This survivable liver biopsy procedure in mice with non-alcoholic steatohepatitis, or NASH, allows both the exclusion of animals that don't have NASH and the accurate measurement of responses to interventions. This procedure closely mimics the clinical trial design for NASH studies that compare the post-versus pre-treatment pathology of the liver and allows a more accurate assessment of drug efficacy. Exposing the liver lobe can be challenging at first.
Practice exposing the tissue with your finger or a cotton-tipped applicator first to find the best fit for you. After confirming a lack of response to toe pinch, make a one-to two-centimeter, longitudinal abdominal skin incision immediately caudal to the xiphoid process and slightly to the left side of the anesthetized mouse. Use forceps and scissors to blunt dissect away the skin until the abdominal wall is exposed and the liver can be visualized underneath the muscle tissue.

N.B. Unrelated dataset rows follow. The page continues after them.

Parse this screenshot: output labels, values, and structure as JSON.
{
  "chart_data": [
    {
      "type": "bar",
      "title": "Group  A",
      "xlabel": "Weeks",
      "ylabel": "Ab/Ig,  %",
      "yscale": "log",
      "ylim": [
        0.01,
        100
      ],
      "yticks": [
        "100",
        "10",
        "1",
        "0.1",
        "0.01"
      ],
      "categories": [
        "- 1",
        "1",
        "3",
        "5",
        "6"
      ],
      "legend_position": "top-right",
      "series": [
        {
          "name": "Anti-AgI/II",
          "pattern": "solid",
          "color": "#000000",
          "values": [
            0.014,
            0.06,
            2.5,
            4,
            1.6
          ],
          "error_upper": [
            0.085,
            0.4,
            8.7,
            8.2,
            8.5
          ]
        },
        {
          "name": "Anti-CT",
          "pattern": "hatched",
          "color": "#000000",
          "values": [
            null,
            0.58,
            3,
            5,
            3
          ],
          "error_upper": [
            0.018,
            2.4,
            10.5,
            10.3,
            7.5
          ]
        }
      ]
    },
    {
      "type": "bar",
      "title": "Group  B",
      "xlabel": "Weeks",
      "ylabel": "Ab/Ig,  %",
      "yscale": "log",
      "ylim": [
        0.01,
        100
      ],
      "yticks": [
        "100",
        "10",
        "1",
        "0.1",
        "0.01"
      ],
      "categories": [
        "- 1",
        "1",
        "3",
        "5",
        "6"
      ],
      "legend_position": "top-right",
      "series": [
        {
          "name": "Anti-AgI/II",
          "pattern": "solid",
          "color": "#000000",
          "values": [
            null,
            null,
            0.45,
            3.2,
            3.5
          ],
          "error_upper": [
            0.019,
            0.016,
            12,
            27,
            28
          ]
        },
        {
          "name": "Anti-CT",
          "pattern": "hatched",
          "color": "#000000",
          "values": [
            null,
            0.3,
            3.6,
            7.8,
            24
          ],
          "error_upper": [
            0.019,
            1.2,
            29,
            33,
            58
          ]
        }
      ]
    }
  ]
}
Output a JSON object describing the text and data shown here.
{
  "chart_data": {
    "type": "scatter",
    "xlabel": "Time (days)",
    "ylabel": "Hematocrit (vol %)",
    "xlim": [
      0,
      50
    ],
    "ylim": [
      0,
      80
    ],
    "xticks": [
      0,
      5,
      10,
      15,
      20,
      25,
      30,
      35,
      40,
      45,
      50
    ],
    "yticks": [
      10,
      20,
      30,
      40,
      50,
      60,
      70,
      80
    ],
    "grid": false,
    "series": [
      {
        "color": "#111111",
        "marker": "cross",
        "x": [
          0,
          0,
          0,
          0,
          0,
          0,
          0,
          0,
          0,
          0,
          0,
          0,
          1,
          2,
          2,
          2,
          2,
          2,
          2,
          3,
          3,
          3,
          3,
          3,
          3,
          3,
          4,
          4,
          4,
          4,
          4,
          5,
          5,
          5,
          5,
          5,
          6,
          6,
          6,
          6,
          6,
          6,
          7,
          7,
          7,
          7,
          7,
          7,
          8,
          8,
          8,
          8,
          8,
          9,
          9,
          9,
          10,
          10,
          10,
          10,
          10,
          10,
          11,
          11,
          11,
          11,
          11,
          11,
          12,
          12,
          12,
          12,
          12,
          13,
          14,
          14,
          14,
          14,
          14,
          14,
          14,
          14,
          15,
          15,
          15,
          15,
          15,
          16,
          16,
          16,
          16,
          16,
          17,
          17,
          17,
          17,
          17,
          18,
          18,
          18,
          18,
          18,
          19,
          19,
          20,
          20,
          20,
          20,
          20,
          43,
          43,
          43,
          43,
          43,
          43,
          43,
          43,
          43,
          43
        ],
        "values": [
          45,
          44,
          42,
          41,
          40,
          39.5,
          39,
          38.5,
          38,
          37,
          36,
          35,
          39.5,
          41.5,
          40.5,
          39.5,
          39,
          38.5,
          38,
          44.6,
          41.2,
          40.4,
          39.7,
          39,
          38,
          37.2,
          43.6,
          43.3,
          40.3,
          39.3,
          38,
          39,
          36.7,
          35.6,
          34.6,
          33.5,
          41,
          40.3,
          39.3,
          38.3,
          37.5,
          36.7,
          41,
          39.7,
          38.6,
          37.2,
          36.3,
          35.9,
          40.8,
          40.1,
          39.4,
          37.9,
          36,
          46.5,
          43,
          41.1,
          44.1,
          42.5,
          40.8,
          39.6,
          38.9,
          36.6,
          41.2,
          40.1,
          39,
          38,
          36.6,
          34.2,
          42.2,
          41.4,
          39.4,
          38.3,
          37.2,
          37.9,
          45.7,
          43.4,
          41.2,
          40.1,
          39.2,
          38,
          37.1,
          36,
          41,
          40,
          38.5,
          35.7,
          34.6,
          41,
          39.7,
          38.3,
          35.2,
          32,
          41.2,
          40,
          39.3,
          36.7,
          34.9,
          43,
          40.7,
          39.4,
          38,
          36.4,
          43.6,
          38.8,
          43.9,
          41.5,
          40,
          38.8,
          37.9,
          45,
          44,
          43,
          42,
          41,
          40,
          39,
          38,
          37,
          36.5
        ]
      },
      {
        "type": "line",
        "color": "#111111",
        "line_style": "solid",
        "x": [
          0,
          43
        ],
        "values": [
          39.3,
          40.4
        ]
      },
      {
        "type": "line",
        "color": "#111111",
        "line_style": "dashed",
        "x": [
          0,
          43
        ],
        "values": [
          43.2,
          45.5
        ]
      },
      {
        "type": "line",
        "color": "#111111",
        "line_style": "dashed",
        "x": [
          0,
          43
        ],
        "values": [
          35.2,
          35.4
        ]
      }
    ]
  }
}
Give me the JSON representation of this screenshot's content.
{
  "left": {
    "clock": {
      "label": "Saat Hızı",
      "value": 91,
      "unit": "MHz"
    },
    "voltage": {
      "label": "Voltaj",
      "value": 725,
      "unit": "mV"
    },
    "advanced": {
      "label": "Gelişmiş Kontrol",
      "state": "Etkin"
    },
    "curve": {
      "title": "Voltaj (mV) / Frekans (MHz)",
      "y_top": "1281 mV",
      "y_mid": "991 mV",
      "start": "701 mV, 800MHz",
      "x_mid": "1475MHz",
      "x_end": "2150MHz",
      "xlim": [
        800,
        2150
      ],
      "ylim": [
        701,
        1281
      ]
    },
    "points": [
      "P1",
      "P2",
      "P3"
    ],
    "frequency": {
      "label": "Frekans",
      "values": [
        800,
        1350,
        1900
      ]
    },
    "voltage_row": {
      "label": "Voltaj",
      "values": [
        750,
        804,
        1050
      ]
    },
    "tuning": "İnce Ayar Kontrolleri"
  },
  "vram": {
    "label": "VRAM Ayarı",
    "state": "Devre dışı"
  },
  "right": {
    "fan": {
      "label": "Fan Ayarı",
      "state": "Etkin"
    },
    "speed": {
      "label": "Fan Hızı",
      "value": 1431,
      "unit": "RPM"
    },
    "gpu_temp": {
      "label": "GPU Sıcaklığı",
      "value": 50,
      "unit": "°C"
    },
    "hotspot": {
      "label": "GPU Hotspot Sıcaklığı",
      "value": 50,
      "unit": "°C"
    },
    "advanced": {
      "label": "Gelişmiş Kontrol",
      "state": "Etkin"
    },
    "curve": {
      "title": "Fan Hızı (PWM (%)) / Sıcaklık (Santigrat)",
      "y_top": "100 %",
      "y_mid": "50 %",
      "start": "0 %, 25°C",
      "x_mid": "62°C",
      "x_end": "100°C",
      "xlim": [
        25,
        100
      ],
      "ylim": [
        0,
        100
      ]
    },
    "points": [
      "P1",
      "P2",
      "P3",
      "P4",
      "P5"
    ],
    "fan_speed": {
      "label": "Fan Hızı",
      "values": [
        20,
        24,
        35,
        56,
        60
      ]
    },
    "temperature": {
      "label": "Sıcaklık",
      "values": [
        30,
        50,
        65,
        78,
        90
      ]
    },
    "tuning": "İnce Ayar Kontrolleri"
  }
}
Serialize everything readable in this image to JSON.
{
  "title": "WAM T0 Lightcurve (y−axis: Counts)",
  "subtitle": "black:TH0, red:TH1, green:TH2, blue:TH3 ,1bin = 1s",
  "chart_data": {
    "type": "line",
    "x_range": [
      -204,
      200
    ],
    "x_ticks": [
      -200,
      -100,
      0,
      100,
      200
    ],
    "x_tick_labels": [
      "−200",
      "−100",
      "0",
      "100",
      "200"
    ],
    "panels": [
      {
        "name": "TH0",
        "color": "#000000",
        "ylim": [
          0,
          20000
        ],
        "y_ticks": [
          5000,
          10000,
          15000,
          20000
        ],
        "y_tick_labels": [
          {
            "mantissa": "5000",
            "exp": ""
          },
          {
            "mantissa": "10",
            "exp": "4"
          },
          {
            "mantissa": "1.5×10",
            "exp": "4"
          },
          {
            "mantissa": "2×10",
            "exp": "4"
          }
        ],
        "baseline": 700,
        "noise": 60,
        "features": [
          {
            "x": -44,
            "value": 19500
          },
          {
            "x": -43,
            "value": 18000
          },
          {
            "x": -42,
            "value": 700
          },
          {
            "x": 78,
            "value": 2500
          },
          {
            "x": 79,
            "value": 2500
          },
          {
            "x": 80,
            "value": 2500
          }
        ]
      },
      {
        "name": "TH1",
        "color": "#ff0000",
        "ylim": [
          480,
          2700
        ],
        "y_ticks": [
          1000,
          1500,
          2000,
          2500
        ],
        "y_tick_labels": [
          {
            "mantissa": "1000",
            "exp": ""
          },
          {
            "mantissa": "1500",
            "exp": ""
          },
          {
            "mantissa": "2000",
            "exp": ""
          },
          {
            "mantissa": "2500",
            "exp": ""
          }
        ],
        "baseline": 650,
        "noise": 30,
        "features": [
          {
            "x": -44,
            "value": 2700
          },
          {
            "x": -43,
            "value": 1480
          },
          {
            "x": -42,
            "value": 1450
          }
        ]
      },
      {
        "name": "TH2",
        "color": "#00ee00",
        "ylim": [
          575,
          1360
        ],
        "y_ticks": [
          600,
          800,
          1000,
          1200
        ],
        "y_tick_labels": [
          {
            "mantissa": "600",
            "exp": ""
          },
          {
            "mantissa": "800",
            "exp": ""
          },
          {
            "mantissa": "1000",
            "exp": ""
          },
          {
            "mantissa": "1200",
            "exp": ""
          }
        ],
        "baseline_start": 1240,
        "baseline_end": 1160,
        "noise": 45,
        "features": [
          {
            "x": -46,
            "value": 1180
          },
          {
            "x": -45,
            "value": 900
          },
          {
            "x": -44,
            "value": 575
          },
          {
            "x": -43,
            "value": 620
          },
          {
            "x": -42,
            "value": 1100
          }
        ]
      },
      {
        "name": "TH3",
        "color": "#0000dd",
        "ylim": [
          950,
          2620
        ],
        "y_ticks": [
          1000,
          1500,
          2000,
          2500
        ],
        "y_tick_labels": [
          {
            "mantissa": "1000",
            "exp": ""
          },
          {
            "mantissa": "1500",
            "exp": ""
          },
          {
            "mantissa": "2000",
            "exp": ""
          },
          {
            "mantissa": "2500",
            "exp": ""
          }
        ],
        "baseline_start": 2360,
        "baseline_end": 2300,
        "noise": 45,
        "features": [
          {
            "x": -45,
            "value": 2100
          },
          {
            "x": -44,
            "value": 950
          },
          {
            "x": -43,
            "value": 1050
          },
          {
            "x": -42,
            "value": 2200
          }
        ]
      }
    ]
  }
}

Using a sterile scalpel blade, make a one-to two-centimeter incision in the abdominal wall to expose the left lateral lobe of the liver, and place a sterile cotton swab under the left lateral lobe to gently extract the portion to be exposed through the incision. Place a sterile saline-soaked piece of gauze under the exposed lobe, and use sterile scissors to excise a 30-to 50-milligram, wedge-shaped piece of tissue from the extracted liver. Cut a piece of absorbable gelatin compressed sponge similar in size to the wedge piece of liver, and use sterile forceps to insert the sponge into the cut portion of the liver.
Hold the sponge in place with the forceps until the gelatin adheres to the surface of the liver and hemostasis is achieved before placing the liver biopsy into an appropriate container for its downstream analysis. Gently return the liver to the abdominal cavity, taking care not to disturb the sponge, and, starting and ending with a full square knot, suture the abdominal wall with 5-0 coated absorbable sutures. Then, close the skin with seven-millimeter wound clips, confirming a complete closure after placement, and return the mouse to a clean cage on a heated surface with monitoring until full recovery.
In this representative experiment, 118 mice were biopsied after 29 weeks on a custom diet high in fat, fructose, and cholesterol to induce NASH. The level of fibrosis and steatosis were then scored for each biopsy. Mice were excluded from the study based on low or high fibrosis and abnormal weight loss or wound healing, and the remaining mice were treated with vehicle or the glucagon-like peptide-1 receptor agonist liraglutide for six weeks.
In the vehicle-treated groups, one mouse exhibited an increase in fibrosis and four mice demonstrated an increase in NASH activity score. Liraglutide treatment was associated with an overall improvement of fibrosis, with 17%of the treatment group improving and 83%remaining unchanged. Similarly, liraglutide treatment improved the overall NASH score, with 66%of the group exhibiting an improved NASH activity score, and 33%remained unchanged.
Additionally, liraglutide treatment improved inflammation, with 75%of the group having a lower inflammation score after treatment, while vehicle-treated animals experienced an increase in inflammation. Steatosis was not affected by agonist treatment, remaining unchanged in both groups before and after the intervention. Be careful not to overly damage the excised piece of liver to ensure that it can be appropriately analyzed for your needs.
This procedure can be used to mimic clinical trial designs by comparing pre-and post-treatment effects of new therapeutics on NASH livers.